Чем подробнее рассказывал Стрельников, тем ближе доктор узнавал мальчика.
— Имя Терентий, по фамилии Галузин?
— Да.
— Ну тогда все о партизанах и расстреле правда. Он ничего не выдумал.
— Единственная хорошая черта была у мальчика, — обожал мать до безумия. Отец его пропал в заложниках. Он узнал, что мать в тюрьме и разделит участь отца, и решил пойти на все, чтобы освободить ее. В уездной Чрезвычайной комиссии, куда он пришел с повинною и предложением услуг, согласились простить ему все грехи, ценой какой-нибудь крупной выдачи. Он указал место, где я отсиживался. Мне удалось предупредить его предательство и во-время исчезнуть.

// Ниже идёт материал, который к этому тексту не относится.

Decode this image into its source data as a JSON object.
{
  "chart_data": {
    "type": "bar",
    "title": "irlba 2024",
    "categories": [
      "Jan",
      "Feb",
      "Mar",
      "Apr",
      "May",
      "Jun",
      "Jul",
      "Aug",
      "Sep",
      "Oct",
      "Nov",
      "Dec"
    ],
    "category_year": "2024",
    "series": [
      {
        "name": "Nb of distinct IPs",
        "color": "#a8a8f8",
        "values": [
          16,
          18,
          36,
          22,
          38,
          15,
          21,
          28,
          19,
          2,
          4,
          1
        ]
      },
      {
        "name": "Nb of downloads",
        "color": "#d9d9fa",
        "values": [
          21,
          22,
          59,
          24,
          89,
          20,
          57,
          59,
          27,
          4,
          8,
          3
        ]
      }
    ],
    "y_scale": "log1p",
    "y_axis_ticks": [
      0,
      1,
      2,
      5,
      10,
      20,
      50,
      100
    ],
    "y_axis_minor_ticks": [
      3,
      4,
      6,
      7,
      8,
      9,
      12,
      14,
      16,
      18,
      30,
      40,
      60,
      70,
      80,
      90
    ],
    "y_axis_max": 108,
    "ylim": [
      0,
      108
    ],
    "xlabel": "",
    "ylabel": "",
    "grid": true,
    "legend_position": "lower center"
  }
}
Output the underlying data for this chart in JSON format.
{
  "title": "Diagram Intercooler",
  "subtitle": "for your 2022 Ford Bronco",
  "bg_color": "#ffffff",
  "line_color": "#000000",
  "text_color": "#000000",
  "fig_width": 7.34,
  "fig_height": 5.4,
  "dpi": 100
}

Сказочными усилиями, с тысячею приключений я прошел Сибирь и перебрался сюда, в места, где меня знают, как облупленного, и меньше всего ожидали встретить, не предполагая с моей стороны такой дерзости. И действительно, меня долго еще разыскивали под Читою, пока я забирался то в этот домик, то в другие убежища здесь в окрестностях. Но теперь конец. Меня и тут выследили. Послушайте. Смеркается. Приближается час, которого я не люблю, потому что давно уже потерял сон. Вы знаете, какая это мука. Если вы спалили еще не все мои свечи — прекрасные, стеариновые, не правда ли? — давайте поговорим еще чуть-чуть. Давайте проговорим сколько вы будете в состоянии, со всею роскошью, ночь напролет, при горящих свечах.
— Свечи целы. Только одна пачка начата. Я жег найденный здесь керосин.
— Хлеб у вас есть?
— Нет.
— Чем же вы жили? Впрочем, что я глупости спрашиваю.
Картошкою. Знаю.
— Да. Ее тут сколько угодно. Здешние хозяева были опытные и запасливые. Знали, как её засыпать. Вся в сохранности в подвале. Не погнила и не померзла.
Вдруг Стрельников заговорил о революции.